Edited by Giuseppe Scattolini and Enrico Spadaro
John Ronald Reuel Tolkien was first and foremost a great philologist: words and languages were his bread and butter. Languages that evolved throughout their history, languages near and far, languages that had to be translated. Because Tolkien was also a great translator: dealing with Old and Middle English, it was necessary for him to translate into modern English, according to contemporary language, those ancient texts that would inspire him so much as a future author and creator of worlds and languages. It is perhaps from the translation into modern English of the poem Beowulf that Tolkien’s great literary production started; and to this first translation work, the Professor also dedicated a study, Translating Beowulf, in which he explained and argued his choices and reflected on the difficulties of translation.
Therefore, it turns to be useful to devote a collection of essays to Tolkien as a translator: to his way of translating, to the criteria he used, to the choices that distinguished his style and that inevitably influenced his sub-creation(s).
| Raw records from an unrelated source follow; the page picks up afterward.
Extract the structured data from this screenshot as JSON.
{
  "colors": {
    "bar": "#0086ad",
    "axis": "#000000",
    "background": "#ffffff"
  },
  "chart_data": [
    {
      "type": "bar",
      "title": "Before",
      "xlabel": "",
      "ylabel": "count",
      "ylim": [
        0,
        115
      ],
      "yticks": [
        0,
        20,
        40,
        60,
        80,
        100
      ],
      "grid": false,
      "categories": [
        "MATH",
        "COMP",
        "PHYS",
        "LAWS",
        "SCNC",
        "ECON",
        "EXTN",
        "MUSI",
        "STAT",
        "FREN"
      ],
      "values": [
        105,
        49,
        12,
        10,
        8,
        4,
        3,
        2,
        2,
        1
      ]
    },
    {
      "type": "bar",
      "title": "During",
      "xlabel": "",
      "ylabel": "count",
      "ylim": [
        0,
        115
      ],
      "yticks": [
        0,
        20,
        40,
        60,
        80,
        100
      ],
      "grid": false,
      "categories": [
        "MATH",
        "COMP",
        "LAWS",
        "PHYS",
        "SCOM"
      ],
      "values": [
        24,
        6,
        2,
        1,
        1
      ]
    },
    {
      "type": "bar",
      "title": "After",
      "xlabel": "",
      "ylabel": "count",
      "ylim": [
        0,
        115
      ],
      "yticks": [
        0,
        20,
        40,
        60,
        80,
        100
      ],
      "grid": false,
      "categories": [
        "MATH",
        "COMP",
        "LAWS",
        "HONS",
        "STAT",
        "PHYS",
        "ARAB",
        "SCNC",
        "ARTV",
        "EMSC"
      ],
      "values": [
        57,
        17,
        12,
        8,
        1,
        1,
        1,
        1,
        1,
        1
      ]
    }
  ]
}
Tolkien’s interest in translation was manifold and peculiar; moreover, the quick success of The Lord of the Rings around the world soon prompted him to draw up guidelines on the nomenclature of the work itself for those who would attempt to render the novel in their own languages. Several countries may now boast of having more than one translation of the adventures of Frodo and the Ring, thus providing new elements for reflection in Tolkien translation studies. This miscellany therefore aims to cross-examine, from a comparative point of view, the translation practice of Tolkien’s work in the light of the author’s thoughts on translation itself.
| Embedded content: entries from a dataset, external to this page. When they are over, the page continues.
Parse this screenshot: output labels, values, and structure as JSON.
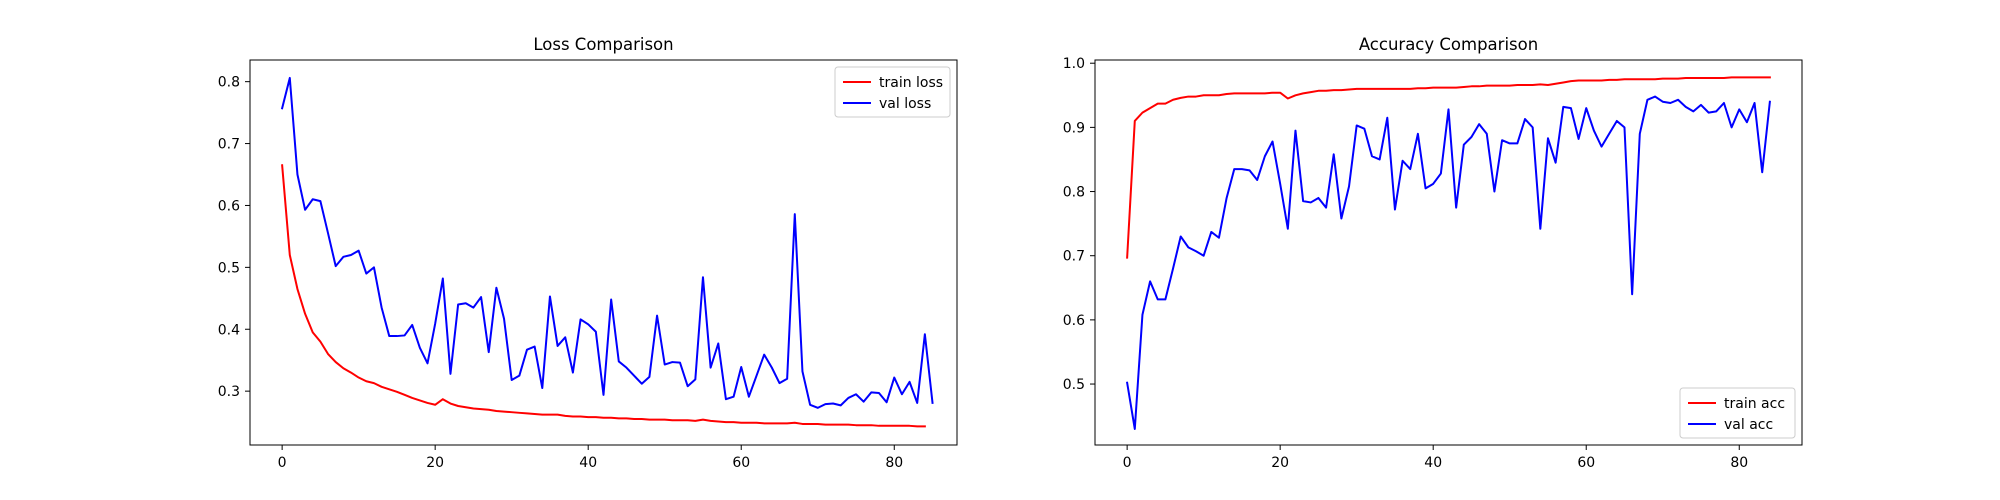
{
  "chart_data": [
    {
      "type": "line",
      "title": "Loss Comparison",
      "xlabel": "",
      "ylabel": "",
      "xlim": [
        -4.2,
        88.2
      ],
      "ylim": [
        0.213,
        0.835
      ],
      "xticks": [
        0,
        20,
        40,
        60,
        80
      ],
      "yticks": [
        0.3,
        0.4,
        0.5,
        0.6,
        0.7,
        0.8
      ],
      "ytick_labels": [
        "0.3",
        "0.4",
        "0.5",
        "0.6",
        "0.7",
        "0.8"
      ],
      "grid": false,
      "legend": "upper right",
      "series": [
        {
          "name": "train loss",
          "color": "#ff0000",
          "values": [
            0.665,
            0.52,
            0.465,
            0.425,
            0.395,
            0.38,
            0.36,
            0.347,
            0.337,
            0.33,
            0.322,
            0.316,
            0.313,
            0.307,
            0.303,
            0.299,
            0.294,
            0.289,
            0.285,
            0.281,
            0.278,
            0.287,
            0.28,
            0.276,
            0.274,
            0.272,
            0.271,
            0.27,
            0.268,
            0.267,
            0.266,
            0.265,
            0.264,
            0.263,
            0.262,
            0.262,
            0.262,
            0.26,
            0.259,
            0.259,
            0.258,
            0.258,
            0.257,
            0.257,
            0.256,
            0.256,
            0.255,
            0.255,
            0.254,
            0.254,
            0.254,
            0.253,
            0.253,
            0.253,
            0.252,
            0.254,
            0.252,
            0.251,
            0.25,
            0.25,
            0.249,
            0.249,
            0.249,
            0.248,
            0.248,
            0.248,
            0.248,
            0.249,
            0.247,
            0.247,
            0.247,
            0.246,
            0.246,
            0.246,
            0.246,
            0.245,
            0.245,
            0.245,
            0.244,
            0.244,
            0.244,
            0.244,
            0.244,
            0.243,
            0.243
          ]
        },
        {
          "name": "val loss",
          "color": "#0000ff",
          "values": [
            0.757,
            0.806,
            0.65,
            0.593,
            0.61,
            0.607,
            0.555,
            0.502,
            0.517,
            0.52,
            0.527,
            0.49,
            0.5,
            0.435,
            0.389,
            0.389,
            0.39,
            0.407,
            0.37,
            0.345,
            0.409,
            0.482,
            0.328,
            0.44,
            0.442,
            0.435,
            0.452,
            0.363,
            0.467,
            0.417,
            0.318,
            0.325,
            0.367,
            0.372,
            0.305,
            0.453,
            0.373,
            0.387,
            0.33,
            0.416,
            0.408,
            0.396,
            0.294,
            0.448,
            0.348,
            0.338,
            0.325,
            0.312,
            0.323,
            0.422,
            0.343,
            0.347,
            0.346,
            0.308,
            0.319,
            0.484,
            0.338,
            0.377,
            0.287,
            0.291,
            0.339,
            0.291,
            0.325,
            0.359,
            0.338,
            0.313,
            0.32,
            0.586,
            0.332,
            0.278,
            0.273,
            0.279,
            0.28,
            0.277,
            0.289,
            0.295,
            0.283,
            0.298,
            0.297,
            0.282,
            0.322,
            0.295,
            0.315,
            0.281,
            0.392,
            0.281
          ]
        }
      ]
    },
    {
      "type": "line",
      "title": "Accuracy Comparison",
      "xlabel": "",
      "ylabel": "",
      "xlim": [
        -4.2,
        88.2
      ],
      "ylim": [
        0.405,
        1.005
      ],
      "xticks": [
        0,
        20,
        40,
        60,
        80
      ],
      "yticks": [
        0.5,
        0.6,
        0.7,
        0.8,
        0.9,
        1.0
      ],
      "ytick_labels": [
        "0.5",
        "0.6",
        "0.7",
        "0.8",
        "0.9",
        "1.0"
      ],
      "grid": false,
      "legend": "lower right",
      "series": [
        {
          "name": "train acc",
          "color": "#ff0000",
          "values": [
            0.697,
            0.91,
            0.923,
            0.93,
            0.937,
            0.937,
            0.943,
            0.946,
            0.948,
            0.948,
            0.95,
            0.95,
            0.95,
            0.952,
            0.953,
            0.953,
            0.953,
            0.953,
            0.953,
            0.954,
            0.954,
            0.945,
            0.95,
            0.953,
            0.955,
            0.957,
            0.957,
            0.958,
            0.958,
            0.959,
            0.96,
            0.96,
            0.96,
            0.96,
            0.96,
            0.96,
            0.96,
            0.96,
            0.961,
            0.961,
            0.962,
            0.962,
            0.962,
            0.962,
            0.963,
            0.964,
            0.964,
            0.965,
            0.965,
            0.965,
            0.965,
            0.966,
            0.966,
            0.966,
            0.967,
            0.966,
            0.968,
            0.97,
            0.972,
            0.973,
            0.973,
            0.973,
            0.973,
            0.974,
            0.974,
            0.975,
            0.975,
            0.975,
            0.975,
            0.975,
            0.976,
            0.976,
            0.976,
            0.977,
            0.977,
            0.977,
            0.977,
            0.977,
            0.977,
            0.978,
            0.978,
            0.978,
            0.978,
            0.978,
            0.978
          ]
        },
        {
          "name": "val acc",
          "color": "#0000ff",
          "values": [
            0.502,
            0.43,
            0.608,
            0.66,
            0.632,
            0.632,
            0.68,
            0.73,
            0.713,
            0.707,
            0.7,
            0.737,
            0.728,
            0.79,
            0.835,
            0.835,
            0.833,
            0.818,
            0.855,
            0.878,
            0.812,
            0.742,
            0.895,
            0.785,
            0.783,
            0.79,
            0.775,
            0.858,
            0.758,
            0.808,
            0.903,
            0.898,
            0.855,
            0.85,
            0.915,
            0.772,
            0.848,
            0.835,
            0.89,
            0.805,
            0.812,
            0.828,
            0.928,
            0.775,
            0.873,
            0.885,
            0.905,
            0.89,
            0.8,
            0.88,
            0.875,
            0.875,
            0.913,
            0.9,
            0.742,
            0.883,
            0.845,
            0.932,
            0.93,
            0.882,
            0.93,
            0.895,
            0.87,
            0.89,
            0.91,
            0.9,
            0.64,
            0.89,
            0.943,
            0.948,
            0.94,
            0.938,
            0.943,
            0.932,
            0.925,
            0.935,
            0.923,
            0.925,
            0.938,
            0.9,
            0.928,
            0.908,
            0.938,
            0.83,
            0.94
          ]
        }
      ]
    }
  ]
}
Contributions are particularly requested that investigate:
1) The translation methodologies that Tolkien used in his translations and that he establishes in his non-fiction works, with particular attention to the essay Translating Beowulf;
2) The translation criteria Tolkien gave to the translators of his works, especially in the “Nomenclature” and “Appendices” of The Lord of the Rings;
3) The use of such methodologies and criteria in translating Tolkien’s works into the language of one’s own country;
4) The possibility of applying these methodologies and criteria in future translations of Tolkien’s works into the language of one’s own country.
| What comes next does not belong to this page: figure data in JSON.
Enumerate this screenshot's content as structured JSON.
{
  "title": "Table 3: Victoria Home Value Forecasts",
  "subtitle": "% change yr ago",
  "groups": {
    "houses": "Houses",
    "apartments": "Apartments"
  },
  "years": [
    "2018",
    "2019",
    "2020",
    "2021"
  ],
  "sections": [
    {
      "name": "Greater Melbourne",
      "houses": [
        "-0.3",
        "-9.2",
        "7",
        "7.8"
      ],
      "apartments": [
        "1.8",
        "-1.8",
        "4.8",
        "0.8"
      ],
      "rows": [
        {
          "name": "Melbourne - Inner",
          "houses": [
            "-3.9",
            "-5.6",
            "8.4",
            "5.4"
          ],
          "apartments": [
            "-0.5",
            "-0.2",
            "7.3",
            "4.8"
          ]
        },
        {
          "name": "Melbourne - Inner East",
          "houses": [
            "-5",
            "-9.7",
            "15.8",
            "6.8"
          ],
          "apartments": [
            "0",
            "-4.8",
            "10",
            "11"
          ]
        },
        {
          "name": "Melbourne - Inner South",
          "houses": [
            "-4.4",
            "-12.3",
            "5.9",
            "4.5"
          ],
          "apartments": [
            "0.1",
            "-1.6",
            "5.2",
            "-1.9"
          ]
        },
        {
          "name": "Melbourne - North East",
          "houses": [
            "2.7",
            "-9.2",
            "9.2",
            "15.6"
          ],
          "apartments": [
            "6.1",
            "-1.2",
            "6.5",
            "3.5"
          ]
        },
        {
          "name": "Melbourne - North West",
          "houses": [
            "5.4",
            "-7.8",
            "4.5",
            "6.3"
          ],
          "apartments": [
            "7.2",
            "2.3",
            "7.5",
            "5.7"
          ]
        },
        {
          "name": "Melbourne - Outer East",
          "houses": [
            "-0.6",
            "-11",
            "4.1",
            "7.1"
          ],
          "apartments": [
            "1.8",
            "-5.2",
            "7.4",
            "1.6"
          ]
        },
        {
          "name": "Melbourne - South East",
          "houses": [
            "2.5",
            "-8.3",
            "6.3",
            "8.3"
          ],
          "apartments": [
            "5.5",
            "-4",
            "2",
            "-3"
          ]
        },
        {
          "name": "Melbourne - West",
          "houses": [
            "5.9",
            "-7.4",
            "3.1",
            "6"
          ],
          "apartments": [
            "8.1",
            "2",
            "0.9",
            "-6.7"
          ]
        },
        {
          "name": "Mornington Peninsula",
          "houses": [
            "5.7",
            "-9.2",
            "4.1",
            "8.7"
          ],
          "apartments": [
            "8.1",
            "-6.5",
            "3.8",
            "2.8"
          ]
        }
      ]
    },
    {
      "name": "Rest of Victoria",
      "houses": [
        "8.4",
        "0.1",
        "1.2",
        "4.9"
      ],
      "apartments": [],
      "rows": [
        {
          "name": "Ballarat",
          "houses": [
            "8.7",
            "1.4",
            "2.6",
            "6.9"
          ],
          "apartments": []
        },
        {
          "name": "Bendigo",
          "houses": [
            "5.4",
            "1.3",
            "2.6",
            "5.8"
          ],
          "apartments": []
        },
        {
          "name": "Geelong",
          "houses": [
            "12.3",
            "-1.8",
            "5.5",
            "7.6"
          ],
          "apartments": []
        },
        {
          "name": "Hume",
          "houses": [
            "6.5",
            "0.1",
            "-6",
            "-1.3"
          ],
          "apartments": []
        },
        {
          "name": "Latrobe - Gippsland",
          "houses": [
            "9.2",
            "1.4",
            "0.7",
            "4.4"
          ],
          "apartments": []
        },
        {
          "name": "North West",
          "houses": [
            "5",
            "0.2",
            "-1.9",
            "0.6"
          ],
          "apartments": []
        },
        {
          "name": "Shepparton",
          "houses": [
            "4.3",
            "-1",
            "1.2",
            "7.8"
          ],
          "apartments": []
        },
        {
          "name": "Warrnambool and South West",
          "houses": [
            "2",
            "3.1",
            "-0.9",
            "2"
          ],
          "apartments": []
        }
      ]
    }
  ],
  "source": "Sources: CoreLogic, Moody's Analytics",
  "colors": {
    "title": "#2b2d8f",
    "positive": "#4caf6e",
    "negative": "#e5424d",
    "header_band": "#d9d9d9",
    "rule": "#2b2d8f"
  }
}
This Call for Papers is international and open to Tolkienian scholars and fans from all over the world: the participation of linguists and translators from is requested and welcomed. Essays will be published in two languages, English and Italian, by carefully selected publishers. For those who need assistance in translating their essays from Italian into English and vice versa, please contact the editors. Anyone wishing to publish this volume in their own language is encouraged to do so by writing to the editors and making arrangements with them for this purpose.
The maximum length of contributions is about 6500 words, notes, bibliography and spaces not included in the calculation. Abstracts of no more than 300 words are requested before December 2021; essays are due in May 2022. Essays should be written according to the editorial criteria that will be indicated to the participants via e-mail. Citations should not exceed 15% of the total word/character count of the article. Copyrighted material should be avoided unless you have permission to publish.